Ada luka yang dirasakan oleh banyak orang yang masih mencintai nilai-nilai luhur dan akhlaq mulia. Ini suatu benturan besar antara warisan spiritual dengan arus budaya modern, yang bahkan didorong oleh tokoh yang semestinya menjadi pelindung moral masyarakat.
“Ketika Moral Dihancurkan Musik: Tragedi Kultural di Desa”
Di balik sunyi dan damainya kehidupan desa,
terdapat sejarah panjang perjuangan moral.
Para ustadz, kiyai, guru ngaji, dan tokoh adat—semua bersatu
membangun fondasi akhlaq, adab, dan ruh keislaman yang dalam.
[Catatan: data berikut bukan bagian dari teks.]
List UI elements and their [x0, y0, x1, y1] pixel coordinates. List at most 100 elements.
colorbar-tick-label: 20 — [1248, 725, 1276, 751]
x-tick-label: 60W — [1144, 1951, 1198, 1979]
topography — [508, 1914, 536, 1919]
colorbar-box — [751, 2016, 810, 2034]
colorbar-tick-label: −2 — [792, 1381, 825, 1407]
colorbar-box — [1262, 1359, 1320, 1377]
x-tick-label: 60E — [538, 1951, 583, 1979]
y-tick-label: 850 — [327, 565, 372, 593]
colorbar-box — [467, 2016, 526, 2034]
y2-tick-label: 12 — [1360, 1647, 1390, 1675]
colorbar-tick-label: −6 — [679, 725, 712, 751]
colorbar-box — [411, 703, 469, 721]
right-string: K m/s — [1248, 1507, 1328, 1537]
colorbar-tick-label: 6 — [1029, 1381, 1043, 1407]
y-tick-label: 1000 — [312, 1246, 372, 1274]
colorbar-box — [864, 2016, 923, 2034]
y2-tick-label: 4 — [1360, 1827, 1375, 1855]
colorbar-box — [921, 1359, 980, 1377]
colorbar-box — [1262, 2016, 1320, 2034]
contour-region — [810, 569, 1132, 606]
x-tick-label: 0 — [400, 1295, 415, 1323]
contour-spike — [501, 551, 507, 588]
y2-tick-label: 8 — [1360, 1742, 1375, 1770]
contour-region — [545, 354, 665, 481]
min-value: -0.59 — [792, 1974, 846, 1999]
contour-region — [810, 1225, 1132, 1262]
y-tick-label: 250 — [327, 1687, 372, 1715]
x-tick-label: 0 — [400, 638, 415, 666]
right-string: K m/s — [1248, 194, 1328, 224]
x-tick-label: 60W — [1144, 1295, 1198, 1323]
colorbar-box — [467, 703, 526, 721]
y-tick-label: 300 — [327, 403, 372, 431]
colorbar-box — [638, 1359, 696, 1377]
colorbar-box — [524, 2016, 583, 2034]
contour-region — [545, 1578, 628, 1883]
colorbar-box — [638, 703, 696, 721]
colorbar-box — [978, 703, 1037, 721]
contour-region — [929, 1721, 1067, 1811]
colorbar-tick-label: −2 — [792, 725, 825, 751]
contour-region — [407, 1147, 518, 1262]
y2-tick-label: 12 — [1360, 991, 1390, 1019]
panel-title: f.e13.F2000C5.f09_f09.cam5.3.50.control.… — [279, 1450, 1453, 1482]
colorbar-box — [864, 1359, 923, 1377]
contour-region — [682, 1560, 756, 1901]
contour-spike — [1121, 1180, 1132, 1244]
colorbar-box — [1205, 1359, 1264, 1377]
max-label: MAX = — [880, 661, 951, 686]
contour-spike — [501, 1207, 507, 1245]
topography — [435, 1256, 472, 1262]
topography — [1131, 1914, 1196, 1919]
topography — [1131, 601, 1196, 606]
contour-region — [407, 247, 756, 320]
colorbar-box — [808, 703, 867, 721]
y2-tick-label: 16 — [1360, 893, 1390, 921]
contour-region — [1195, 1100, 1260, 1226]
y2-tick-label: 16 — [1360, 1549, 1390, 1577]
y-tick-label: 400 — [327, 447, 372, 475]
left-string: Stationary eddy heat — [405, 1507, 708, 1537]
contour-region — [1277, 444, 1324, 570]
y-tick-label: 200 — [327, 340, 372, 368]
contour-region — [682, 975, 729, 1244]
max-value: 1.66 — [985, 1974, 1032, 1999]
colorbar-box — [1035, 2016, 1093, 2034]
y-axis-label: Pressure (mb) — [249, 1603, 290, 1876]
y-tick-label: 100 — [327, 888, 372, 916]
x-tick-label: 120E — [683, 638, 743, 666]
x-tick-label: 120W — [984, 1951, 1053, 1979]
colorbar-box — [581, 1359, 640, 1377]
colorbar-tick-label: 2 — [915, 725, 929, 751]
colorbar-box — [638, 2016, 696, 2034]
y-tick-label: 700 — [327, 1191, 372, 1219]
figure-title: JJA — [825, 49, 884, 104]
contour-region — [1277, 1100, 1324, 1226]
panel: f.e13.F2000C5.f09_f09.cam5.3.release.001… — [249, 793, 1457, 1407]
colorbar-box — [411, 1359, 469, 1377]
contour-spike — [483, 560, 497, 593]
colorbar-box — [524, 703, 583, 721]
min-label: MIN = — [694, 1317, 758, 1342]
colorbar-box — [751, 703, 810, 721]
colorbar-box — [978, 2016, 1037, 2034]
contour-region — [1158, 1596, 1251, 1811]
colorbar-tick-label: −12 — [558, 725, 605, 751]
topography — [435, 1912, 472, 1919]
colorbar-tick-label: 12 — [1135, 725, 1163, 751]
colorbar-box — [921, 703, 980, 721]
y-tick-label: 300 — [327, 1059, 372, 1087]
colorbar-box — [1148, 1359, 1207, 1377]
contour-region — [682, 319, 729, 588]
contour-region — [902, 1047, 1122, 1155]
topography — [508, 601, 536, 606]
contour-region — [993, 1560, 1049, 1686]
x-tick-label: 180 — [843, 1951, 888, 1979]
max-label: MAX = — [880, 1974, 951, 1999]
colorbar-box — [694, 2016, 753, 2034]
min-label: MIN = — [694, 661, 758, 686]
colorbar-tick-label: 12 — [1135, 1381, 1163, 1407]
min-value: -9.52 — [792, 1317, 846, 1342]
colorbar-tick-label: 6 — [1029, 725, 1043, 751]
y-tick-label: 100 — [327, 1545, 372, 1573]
Mereka tidak dibayar mahal.
Mereka tidak populer di media.
Tapi mereka sabar dan istiqomah—menanam nilai dalam hati manusia.
Namun hari ini, semua warisan itu retak oleh dentuman musik.
Hancur oleh orkes dangdut, elektone, dan hiburan malam yang liar.
Lebih menyakitkan lagi: yang menghadirkan hiburan ini adalah para pemimpin desa sendiri.
Apa yang Sebenarnya Terjadi?
Kita sedang menyaksikan sebuah ironi menyayat hati:
- Pemimpin yang semestinya menjaga nilai—justru merusaknya.
- Warga yang semestinya dibimbing—justru diseret dalam kelalaian.
- Anak-anak yang seharusnya diwarisi adab—malah diwarisi dentuman dan goyangan.
Ini bukan sekadar hiburan biasa. Ini adalah bom nuklir terhadap akhlaq.
Satu malam musik liar bisa menghapus bertahun-tahun didikan moral.
Menghancurkan wibawa kiyai.
Menertawakan budi pekerti.
Mengubah rasa malu menjadi tawa.
Mengubah dzikir menjadi joget.
Mengapa Ini Bisa Terjadi?
- Hiburan jadi kebutuhan, bukan pelengkap
Ketika masyarakat mulai menganggap bahwa hiburan adalah “hak mutlak”, maka nilai agama dianggap pengganggu kesenangan. - Ketidaksadaran pemimpin terhadap tanggung jawab ruhani
Banyak pemimpin desa hari ini hanya berpikir soal “menyenangkan warga”—bukan menjaga ruh dan moral mereka. - Tidak ada sinergi yang kuat antara tokoh agama dan struktur kekuasaan
Tokoh agama dibiarkan jalan sendiri.
Padahal jika tidak diperkuat oleh kebijakan, maka suara adab akan kalah oleh suara speaker orkes.
Lalu, Apa yang Bisa Dilakukan?
- Jangan diam, tapi tetap santun
Sampaikan kegelisahan ini kepada masyarakat. Tulis. Bicara. Dakwahkan.
Jangan biarkan masyarakat menganggap ini “biasa”.
Jika kita diam, maka kelalaian dianggap wajar. - Bangun kembali benteng moral di rumah-rumah
Saat desa rusak, keluarga harus jadi benteng terakhir.
Ajarkan anak untuk menunduk saat ada hiburan liar.
Ajarkan malu kepada Allah.
Ajarkan mereka untuk menangis di atas sajadah, bukan bergoyang di atas panggung. - Perkuat barisan tokoh agama
Kuatkan forum komunikasi, buat komunitas akhlaq.
Hadirkan alternatif hiburan yang bermakna: hadrah, qasidah, festival dakwah, seni budaya Islami.
Penutup: Perjuangan Moral Tidak Boleh Padam
Memang menyakitkan saat yang merobohkan adab adalah pemimpin sendiri.
Tapi sejarah selalu mencatat:
Kaum Nabi pun banyak yang menentang dakwah—namun kebenaran tetap menang.
Maka jangan berhenti.
Terus didik, terus nasihati, terus doakan.
Karena kelak, anak-anak kita akan hidup di dunia yang kita bangun hari ini.
Pilihannya hanya dua:
Hidup dalam desa yang penuh dzikir,
atau tenggelam dalam pesta yang penuh kelalaian.